Updated on July 4, 2019

Kidney pain during pregnancy: what is it?

In early pregnancy, sometimes even when they do not know how to be pregnant, some expectant mothers experience "cramps" in the lower back and lower abdomen, as the rules approach. This is one of the possible pregnancy symptoms, due to hormonal changes.

About the kidneys per se, urinary infections affect 10% of pregnant women. If there are symptoms (which is not always the case), it is a frequent urge to urinate, burning when urinating. Sometimes the germs go back to the bladder or the kidney: it is pyelonephritis, which is manifested by a high fever, general fatigue, chills, lumbar pain. A sharp and very sharp pain in a lumbar fossa in the lower back can also hide another renal problem: renal colic. An impediment on the urinary tract prevents urine from flowing; it stagnates in the kidney, which becomes very painful.

Pains "in the kidneys" can also be muscle pain in the lumbar area. This is one of the common pains of pregnancy.

Finally, you may know what is called a "kidney delivery". The contractions are then felt in the lower back.

Causes of kidney pain during pregnancy

During pregnancy, several factors promote urinary tract infections. With the increase of the blood volume, the kidneys are very solicited. On the hormonal side, progesterone causes loosening of all organs, including kidneys, bladder and small channels responsible for carrying urine. It therefore tends to stagnate, favoring urinary tract infections. Always under the effect of hormones, the sphincter of the urethra is less tonic, promoting the rise of germs. A phenomenon accentuated at the end of pregnancy by the weight of the uterus which compresses the organs. Finally, the future mother is immuno-depressed: she is more fragile in the face of infections.
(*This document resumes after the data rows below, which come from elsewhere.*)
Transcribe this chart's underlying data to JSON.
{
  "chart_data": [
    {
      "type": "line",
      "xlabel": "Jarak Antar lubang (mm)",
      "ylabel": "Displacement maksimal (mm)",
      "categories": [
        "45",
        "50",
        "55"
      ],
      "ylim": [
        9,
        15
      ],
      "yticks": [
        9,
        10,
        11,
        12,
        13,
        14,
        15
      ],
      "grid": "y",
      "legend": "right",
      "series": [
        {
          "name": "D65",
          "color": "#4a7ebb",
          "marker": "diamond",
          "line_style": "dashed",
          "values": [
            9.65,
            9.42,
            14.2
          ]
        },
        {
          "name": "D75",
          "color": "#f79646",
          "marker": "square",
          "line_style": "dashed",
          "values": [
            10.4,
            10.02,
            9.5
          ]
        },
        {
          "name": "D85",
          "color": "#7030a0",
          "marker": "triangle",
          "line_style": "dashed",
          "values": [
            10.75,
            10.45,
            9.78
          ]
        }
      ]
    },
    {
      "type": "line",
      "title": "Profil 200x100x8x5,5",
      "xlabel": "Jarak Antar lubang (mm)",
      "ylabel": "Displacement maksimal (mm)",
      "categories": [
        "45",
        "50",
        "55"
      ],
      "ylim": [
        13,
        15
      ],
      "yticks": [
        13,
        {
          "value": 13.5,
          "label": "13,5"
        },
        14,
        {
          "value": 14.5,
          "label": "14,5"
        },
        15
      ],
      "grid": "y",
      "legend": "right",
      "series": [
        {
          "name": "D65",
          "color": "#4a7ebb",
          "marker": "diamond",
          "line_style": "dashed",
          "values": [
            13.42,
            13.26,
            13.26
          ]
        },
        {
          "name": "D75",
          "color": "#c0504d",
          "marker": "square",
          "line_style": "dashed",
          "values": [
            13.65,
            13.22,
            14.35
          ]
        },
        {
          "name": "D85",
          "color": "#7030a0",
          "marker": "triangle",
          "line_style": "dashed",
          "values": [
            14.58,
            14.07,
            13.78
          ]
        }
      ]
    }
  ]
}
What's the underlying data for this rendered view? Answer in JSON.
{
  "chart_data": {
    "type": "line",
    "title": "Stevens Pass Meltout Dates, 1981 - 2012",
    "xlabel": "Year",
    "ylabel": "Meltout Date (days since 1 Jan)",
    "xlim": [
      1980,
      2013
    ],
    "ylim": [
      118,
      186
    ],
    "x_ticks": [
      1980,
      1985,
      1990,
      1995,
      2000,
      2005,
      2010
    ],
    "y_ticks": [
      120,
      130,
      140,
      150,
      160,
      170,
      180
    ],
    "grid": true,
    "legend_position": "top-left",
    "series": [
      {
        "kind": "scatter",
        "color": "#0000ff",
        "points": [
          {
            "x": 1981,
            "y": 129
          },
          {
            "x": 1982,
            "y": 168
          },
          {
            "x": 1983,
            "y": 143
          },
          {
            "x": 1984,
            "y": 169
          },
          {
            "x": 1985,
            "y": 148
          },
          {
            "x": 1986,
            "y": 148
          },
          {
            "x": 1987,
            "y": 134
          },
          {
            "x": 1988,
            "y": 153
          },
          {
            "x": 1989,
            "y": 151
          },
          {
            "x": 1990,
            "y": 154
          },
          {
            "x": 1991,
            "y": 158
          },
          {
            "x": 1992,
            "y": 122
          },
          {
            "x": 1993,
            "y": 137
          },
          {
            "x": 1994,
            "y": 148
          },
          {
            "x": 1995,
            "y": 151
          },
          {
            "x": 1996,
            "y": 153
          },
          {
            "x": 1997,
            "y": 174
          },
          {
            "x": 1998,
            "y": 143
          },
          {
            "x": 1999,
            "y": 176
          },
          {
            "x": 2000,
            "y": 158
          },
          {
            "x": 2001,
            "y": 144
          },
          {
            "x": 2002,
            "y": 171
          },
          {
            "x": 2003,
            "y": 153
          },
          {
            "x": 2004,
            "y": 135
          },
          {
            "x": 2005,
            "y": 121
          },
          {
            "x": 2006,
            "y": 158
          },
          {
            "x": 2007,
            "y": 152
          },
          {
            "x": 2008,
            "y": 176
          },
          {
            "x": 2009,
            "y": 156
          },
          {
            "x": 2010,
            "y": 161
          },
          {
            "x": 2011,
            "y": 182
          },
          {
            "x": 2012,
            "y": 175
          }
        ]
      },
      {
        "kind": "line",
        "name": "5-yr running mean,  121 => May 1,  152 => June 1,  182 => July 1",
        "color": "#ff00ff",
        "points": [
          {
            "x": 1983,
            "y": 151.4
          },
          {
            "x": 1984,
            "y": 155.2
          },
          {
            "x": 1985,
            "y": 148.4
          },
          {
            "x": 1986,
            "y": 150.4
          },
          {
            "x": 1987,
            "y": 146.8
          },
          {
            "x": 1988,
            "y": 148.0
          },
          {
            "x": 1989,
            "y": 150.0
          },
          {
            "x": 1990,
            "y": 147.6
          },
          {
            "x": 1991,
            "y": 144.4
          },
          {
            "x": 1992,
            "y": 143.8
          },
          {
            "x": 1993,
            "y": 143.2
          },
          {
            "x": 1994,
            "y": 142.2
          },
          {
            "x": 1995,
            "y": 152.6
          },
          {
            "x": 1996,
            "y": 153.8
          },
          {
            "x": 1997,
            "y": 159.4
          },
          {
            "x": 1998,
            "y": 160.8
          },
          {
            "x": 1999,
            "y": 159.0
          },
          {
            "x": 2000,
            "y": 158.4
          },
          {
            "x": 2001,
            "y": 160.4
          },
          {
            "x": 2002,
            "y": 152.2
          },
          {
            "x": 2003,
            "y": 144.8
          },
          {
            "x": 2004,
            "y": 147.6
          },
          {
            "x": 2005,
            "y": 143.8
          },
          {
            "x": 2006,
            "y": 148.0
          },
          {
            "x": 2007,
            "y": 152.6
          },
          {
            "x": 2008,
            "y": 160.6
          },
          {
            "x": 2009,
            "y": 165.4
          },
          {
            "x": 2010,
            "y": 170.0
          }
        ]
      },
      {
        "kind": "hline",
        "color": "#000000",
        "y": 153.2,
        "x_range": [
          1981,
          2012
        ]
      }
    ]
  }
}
As for the "kidney" muscle, the weight of the baby changes the center of gravity of the future mother, forced to arch to maintain its balance. The lumbar region is then strongly solicited.

The behaviour to have

To limit the risk of urinary tract infection, the usual prevention rules apply: drink plenty of water, have good personal hygiene, fight against constipation.

If the signs of an infection are there, let alone if you have fever and kidney trouble, go to the doctor without delay. Untreated, a urinary infection can be harmful to the baby. Fever can indeed cause contractions, which can lead to premature delivery. Be careful however: treat, yes, but no self-medication with an antibiotic prescribed in a previous cystitis.